La pandémie de Covid-19 en Francedossier
Confondant signalements pour enquête et cas avérés, l’homme politique a été rapidement contredit par le journaliste Loïc Signor sur le plateau de CNews.
par Florian Gouthière
publié le 10 août 2021 à 14h34

Question posée le 08/08/2021.

«Ce n’est pas moi qui le dis, c’est l’agence nationale de sécurité du médicament.» Se référant à «la page 8» d’un document de l’Agence nationale de sécurité du médicament et des produits de santé (ANSM), Jean-Frédéric Poisson n’a pas démordu, jeudi sur CNews : la vaccination serait directement responsable de près de 900 morts en France.

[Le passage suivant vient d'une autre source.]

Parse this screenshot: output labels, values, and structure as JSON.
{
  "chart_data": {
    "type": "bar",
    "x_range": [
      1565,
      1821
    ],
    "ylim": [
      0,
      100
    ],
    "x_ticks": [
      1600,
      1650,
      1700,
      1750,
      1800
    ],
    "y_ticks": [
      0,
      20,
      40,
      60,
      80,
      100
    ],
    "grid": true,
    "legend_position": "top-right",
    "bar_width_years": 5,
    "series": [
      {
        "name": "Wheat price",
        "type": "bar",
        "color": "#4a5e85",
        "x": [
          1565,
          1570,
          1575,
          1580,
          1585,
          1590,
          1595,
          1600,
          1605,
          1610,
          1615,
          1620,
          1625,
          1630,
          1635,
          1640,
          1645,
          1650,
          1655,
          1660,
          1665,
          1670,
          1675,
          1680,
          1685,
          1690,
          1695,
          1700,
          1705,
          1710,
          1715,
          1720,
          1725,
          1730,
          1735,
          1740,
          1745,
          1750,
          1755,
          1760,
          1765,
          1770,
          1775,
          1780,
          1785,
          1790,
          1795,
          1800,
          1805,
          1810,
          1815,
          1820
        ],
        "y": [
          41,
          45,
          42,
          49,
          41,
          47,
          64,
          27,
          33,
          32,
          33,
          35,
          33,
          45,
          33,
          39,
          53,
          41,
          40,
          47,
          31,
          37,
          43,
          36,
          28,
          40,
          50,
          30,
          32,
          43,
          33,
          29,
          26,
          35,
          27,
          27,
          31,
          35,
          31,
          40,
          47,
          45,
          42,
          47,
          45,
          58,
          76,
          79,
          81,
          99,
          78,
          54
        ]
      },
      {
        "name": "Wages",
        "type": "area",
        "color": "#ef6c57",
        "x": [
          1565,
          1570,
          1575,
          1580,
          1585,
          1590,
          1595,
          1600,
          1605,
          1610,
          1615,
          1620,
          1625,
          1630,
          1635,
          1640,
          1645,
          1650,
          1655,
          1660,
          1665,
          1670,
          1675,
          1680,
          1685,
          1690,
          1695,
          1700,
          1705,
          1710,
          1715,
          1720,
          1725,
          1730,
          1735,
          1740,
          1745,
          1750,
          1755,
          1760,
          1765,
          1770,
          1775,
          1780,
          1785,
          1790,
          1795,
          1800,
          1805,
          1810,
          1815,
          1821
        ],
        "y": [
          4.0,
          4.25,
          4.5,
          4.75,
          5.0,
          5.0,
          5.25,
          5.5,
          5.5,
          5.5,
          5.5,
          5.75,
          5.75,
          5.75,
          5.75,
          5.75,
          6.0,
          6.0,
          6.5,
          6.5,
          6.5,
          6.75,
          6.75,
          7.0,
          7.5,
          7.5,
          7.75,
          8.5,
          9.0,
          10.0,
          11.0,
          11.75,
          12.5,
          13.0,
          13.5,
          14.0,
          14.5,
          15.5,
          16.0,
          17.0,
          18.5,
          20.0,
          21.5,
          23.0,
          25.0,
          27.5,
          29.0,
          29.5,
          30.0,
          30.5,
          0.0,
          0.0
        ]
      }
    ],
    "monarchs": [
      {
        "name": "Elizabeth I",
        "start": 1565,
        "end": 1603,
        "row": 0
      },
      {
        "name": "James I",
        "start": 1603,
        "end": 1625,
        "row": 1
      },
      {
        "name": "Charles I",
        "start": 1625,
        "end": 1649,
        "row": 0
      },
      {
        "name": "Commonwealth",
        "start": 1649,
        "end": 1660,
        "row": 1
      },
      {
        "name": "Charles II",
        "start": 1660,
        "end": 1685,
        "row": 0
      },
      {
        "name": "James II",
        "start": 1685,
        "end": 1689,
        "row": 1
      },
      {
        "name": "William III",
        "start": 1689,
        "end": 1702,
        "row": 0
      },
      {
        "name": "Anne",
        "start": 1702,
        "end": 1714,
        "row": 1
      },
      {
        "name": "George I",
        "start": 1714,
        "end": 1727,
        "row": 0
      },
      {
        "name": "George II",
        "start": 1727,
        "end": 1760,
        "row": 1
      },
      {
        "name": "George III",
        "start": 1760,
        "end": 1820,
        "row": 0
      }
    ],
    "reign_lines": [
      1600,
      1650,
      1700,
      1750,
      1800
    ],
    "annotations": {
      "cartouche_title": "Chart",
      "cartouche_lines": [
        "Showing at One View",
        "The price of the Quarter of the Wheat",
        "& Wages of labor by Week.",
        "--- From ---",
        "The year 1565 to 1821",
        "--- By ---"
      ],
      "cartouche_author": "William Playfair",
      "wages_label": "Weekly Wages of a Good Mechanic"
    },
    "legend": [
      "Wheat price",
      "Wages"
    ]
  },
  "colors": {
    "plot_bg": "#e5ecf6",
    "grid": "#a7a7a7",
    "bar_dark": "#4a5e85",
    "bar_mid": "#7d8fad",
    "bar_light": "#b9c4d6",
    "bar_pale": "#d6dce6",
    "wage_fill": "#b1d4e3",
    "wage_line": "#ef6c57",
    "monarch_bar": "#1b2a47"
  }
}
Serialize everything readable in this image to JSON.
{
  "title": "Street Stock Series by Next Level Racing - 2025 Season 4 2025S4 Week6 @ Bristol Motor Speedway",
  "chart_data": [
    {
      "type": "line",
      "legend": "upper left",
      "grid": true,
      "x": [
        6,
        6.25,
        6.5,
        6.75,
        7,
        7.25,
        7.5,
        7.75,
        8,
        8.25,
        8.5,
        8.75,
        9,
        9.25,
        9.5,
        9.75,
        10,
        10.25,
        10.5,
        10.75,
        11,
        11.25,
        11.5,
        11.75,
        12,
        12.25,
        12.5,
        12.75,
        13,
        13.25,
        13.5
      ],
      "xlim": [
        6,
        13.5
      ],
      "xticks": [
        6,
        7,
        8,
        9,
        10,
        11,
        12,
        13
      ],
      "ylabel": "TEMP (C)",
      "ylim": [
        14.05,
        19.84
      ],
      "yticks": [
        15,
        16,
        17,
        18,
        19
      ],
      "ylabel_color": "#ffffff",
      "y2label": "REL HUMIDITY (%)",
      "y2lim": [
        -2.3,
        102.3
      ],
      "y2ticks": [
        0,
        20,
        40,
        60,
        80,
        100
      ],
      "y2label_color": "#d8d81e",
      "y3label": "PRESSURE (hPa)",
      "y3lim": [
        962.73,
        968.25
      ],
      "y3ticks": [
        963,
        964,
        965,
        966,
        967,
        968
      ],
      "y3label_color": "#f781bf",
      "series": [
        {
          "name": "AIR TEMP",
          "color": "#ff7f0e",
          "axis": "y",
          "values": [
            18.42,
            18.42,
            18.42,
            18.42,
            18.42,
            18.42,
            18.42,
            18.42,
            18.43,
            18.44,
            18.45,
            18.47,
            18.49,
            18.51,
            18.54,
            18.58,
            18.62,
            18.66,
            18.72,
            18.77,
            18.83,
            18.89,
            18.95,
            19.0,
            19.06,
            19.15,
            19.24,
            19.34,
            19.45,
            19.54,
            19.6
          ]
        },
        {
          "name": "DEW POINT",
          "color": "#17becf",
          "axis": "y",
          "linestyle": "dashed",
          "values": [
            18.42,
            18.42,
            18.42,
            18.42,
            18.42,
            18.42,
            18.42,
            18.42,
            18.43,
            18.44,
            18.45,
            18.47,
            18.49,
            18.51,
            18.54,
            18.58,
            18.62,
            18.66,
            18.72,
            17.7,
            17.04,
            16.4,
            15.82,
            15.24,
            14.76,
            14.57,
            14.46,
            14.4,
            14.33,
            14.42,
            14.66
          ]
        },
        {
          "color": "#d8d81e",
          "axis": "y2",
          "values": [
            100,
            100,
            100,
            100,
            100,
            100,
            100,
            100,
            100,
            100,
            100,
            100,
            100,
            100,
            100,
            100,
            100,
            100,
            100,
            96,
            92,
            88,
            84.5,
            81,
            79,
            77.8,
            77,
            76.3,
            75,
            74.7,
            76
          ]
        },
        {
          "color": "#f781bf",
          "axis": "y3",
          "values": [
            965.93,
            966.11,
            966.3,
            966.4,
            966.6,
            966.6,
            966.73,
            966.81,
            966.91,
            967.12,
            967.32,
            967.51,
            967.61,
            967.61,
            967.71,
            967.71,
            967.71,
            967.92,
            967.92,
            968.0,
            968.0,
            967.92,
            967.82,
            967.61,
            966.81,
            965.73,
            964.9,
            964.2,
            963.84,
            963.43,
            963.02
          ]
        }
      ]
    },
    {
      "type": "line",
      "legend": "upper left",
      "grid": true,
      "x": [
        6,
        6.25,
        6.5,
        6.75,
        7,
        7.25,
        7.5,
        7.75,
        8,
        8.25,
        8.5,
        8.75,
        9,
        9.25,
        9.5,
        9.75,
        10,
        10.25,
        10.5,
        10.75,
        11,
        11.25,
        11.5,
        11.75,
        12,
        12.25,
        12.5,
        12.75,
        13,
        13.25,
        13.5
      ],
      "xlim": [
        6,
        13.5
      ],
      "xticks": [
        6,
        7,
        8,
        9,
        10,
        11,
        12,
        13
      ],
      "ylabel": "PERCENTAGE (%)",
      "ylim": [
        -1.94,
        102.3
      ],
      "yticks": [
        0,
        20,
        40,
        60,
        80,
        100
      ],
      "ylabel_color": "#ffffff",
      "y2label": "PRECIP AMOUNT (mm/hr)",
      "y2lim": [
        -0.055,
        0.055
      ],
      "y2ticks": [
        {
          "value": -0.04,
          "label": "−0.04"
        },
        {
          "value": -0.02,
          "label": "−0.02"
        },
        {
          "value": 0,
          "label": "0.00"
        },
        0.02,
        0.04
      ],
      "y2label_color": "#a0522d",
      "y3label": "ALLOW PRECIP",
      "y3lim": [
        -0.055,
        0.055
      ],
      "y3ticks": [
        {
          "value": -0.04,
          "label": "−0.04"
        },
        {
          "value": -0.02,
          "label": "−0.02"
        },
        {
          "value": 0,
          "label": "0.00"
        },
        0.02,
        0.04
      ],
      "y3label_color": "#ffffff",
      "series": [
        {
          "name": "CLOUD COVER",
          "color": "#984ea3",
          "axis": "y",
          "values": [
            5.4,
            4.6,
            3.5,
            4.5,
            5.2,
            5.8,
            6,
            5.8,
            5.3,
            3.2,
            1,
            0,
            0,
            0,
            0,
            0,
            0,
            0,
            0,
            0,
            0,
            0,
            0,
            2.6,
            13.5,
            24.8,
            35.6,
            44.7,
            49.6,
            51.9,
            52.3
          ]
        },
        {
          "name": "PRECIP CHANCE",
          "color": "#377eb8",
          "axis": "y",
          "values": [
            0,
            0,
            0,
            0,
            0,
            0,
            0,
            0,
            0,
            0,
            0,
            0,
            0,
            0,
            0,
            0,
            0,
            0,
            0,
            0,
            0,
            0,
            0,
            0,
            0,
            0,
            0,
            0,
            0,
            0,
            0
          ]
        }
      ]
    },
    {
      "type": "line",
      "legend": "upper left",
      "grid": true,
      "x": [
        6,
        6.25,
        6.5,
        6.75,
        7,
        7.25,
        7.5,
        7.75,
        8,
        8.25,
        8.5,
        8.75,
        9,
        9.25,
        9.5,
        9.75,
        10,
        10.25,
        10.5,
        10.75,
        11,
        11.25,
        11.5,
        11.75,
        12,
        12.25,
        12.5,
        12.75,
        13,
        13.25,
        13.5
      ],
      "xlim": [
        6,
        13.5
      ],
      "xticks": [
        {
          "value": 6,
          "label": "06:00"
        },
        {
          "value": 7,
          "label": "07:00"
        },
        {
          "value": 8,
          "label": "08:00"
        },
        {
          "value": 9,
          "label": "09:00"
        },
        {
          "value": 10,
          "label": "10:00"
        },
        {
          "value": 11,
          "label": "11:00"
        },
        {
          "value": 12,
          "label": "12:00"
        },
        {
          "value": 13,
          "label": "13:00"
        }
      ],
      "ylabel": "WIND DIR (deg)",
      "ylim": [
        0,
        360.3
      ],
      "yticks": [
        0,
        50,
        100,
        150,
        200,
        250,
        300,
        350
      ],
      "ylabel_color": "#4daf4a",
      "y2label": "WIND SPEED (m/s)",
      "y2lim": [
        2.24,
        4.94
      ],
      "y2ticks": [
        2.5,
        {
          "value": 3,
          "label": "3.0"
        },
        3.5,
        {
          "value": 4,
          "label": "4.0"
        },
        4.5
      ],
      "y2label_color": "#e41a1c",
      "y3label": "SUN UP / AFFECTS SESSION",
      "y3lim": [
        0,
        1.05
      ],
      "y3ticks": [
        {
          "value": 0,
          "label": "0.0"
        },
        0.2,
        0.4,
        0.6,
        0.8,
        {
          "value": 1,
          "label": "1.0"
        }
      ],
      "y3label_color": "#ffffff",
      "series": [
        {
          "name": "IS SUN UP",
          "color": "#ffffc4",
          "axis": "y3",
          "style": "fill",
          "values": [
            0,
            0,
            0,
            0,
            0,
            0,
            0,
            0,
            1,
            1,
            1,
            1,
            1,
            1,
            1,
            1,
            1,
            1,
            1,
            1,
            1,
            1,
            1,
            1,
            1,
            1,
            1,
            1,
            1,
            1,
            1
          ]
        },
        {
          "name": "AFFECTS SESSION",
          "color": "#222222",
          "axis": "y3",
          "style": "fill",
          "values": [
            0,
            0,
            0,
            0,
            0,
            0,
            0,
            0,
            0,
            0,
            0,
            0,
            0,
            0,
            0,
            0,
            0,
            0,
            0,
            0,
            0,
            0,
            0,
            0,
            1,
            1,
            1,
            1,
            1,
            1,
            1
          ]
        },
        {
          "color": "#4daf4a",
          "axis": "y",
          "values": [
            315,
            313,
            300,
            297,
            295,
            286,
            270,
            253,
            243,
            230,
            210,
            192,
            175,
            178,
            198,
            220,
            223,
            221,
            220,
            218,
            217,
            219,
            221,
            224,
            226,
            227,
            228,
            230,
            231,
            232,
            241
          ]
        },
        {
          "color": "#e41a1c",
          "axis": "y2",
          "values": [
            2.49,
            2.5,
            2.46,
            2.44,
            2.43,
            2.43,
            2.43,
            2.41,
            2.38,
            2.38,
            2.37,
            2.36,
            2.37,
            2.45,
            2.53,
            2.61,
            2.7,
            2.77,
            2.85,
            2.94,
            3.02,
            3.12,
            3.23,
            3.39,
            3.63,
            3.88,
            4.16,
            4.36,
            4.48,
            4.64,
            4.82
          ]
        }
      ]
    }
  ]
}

L’animateur de l’émission, Loïc Signor, peinant à masquer son agacement, alerte son invité : «Vous n’avez pas les bons chiffres. […] Il n’y a pas 857 morts dus à un vaccin Pfizer en France : il y a peut-être 857 cas où cela pose problème, mais ce ne sont pas des cas avérés de décès suite au vaccin !» Poisson persiste et signe : «Chers téléspectateurs, l’animateur est en train de me prendre pour un illettré. J’en suis désolé, je n’y peux rien : je lis un document que vous pouvez lire. Donc vous lirez : Pfizer, 761 décès ; AstraZeneca, 98 décès.»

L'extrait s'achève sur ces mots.